Paylaş
Benetton 20 yıldan uzun bir süredir bir görüntüden faydalanarak değer yaratmayı amaçlamış bir marka.
Değere önem verip değer yaratma derdine düştüğü için tüketiciyle değil, bireyle iletişime geçiyor. Bu sayede hedef kitlesini yaşa veya gelir düzeyine göre belirlemiyor... Bir dizi ortak değer başta olmak üzere, gerçekten önem arz eden meselelere dair bir vizyonla özdeşleştiriyor.
Markanın sloganı “United Colors of Benetton” (Benetton’un birleşmiş renkleri) farklı ırkların etrafını tolerans, barış ve farklılığa saygı fikirleriyle çevreleme çabasıyla ortaya çıktı.
Her daim ses getiren reklam macerası da Oliviero Toscani ile işbirliğine gittiğinde başladı.
İlk başta farklı ırklardan mutlu gençlerin süslediği reklamlarının yerini farklı ırklardan “çiftler” aldı. Bunlardan birisinde mesela Filistinli bir genç, İsrailli başka bir gencin omzuna kolunu atıyordu.
Reklamlarındaki çelişkiler tabulara, birlikte var olmanın imkansızlığına, birleştirmek yerine ayıran farklılıklara gönderme yapıyordu. Bu farklılıkları ve kısıtlamaları idrak eden Benetton dünyanın “objektif” bir portresini sunmak yerine taraf tutuyor, karşıtların birlikte yaşamasını, bariyerleri yıkmayı ve diyaloğu sağlamayı teşvik edeceğine söz veriyordu.
Benetton’un planı karşıtları bir araya getirmek, farklılıkları kendi logosunun bayrağı altında birleştirmekti. İşte bu noktada ürünün kendisi reklamlardan yok oldu.
O günden bugüne Benetton reklamlarının birçoğu ses getirdi, kimi zaman ciddi tepkiler aldı, değeri sonradan anlaşıldı. Ama öyle ya da böyle, hep tartışıldı.
1991’de, Körfez Savaşı sırasında, şehit mezarlığı fotoğrafının süslediği Benetton reklamı, İtalya’da diğer bütün gazeteler yayımlamayı reddettiği için, sadece Il Sole 24 Ore adlı tek bir gazetede yer bulmuştu.
Bu fotoğrafla Benetton, suni reklam dünyasına “gerçek hayatı” sokmuştu.
Ardından gelen yeni doğmuş bebek fotoğraflı reklamı yaşama methiye düzüyor olsa da Benetton reklamları tarihinde ihtimal o ki en fazla sansürlenendir.

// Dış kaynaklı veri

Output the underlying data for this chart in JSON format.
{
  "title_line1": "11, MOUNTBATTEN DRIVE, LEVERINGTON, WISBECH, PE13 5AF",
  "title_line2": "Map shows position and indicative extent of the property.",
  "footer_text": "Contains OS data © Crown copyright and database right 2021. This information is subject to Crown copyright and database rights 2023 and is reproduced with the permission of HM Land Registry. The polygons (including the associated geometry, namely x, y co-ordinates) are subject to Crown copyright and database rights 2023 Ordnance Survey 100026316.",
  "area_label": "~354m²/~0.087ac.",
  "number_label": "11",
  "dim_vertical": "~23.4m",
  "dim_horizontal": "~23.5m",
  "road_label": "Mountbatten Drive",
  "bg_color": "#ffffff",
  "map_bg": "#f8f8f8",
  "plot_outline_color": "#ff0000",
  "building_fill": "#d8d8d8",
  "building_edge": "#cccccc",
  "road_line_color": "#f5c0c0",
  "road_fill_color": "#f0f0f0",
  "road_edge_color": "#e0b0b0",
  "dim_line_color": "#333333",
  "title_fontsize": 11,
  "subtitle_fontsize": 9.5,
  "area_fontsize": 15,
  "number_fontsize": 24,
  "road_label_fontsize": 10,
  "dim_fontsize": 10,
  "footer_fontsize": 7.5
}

Palermo’daki Belediye Meclisi Benetton’a reklam panolarını indirmesini buyurdu. Sadece İtalya değil, İngiltere, İrlanda ve Fransa’da da reklamın halkın hassasiyetlerini hiçe saydığı ifade edildi.
Markanın 1992’deki reklam kampanyası gerçek ve dram dozu yüksek görsellerden oluşuyordu: AIDS’den ölen bir adam, insan kemiğini kavrayan bir asker, bir mafya cinayeti, yanan bir araba, mültecilerin hücumuna uğrayan bir gemi...
Bunların tamamı gazetecilik ürünü, gerçek fotoğraflardı.
AIDS’den ölen adamın fotoğrafı 1990’da çekilip Life dergisinde yayımlanmıştı. Ama o zaman değil, Benetton reklamlarında kullandığında dünya medyası ve insanlar AIDS nedenli ölümü konuşmaya başladı. Yine pek çok dergi reklamı yayımlamamayı seçti.
Benetton, ırkçılık, savaş ve AIDS ve benzerlerinin yarattığı çelişki ve acıyı reklamcılığın konusu yaparak bir ezberi daha bozmuştu.
İlerleyen yıllarda marka “sinir bozucu” diye tabir edilen veya sosyal sorumluluklara işaret eden birçok konuyu ve özneyi reklamlarına taşımayı sürdürdü.
Son olarak da bu hafta basında yer bulan “Unhate” (Nefret Etme) kampanyası, Benetton’un geçmişteki “şoke edici” reklam anlayışını sürdürür nitelikte.
Kampanya fotoğraflarında dünya liderlerini öpüşürken görüyoruz.
Benetton Vatikan’ın tepkisi nedeniyle kampanyada yer alan Papa ve Mısırlı imamın öpüştüğü fotoğrafı geri çekti.
Ama fark etmez. Fotoğraf tüm dünya basınında yer aldı, gören gördü, Benetton yapacağını yaptı zaten.
Kimileri markanın provokatif olma adına bu tip işlere imza attığını düşünse de ben hiç o görüşte değilim.
Benetton reklamlarını hem yaratıcılık hem de cesaret anlamında zamanının ilerisinde buluyorum.
Aslansın Benetton, durmak yok, yola devam.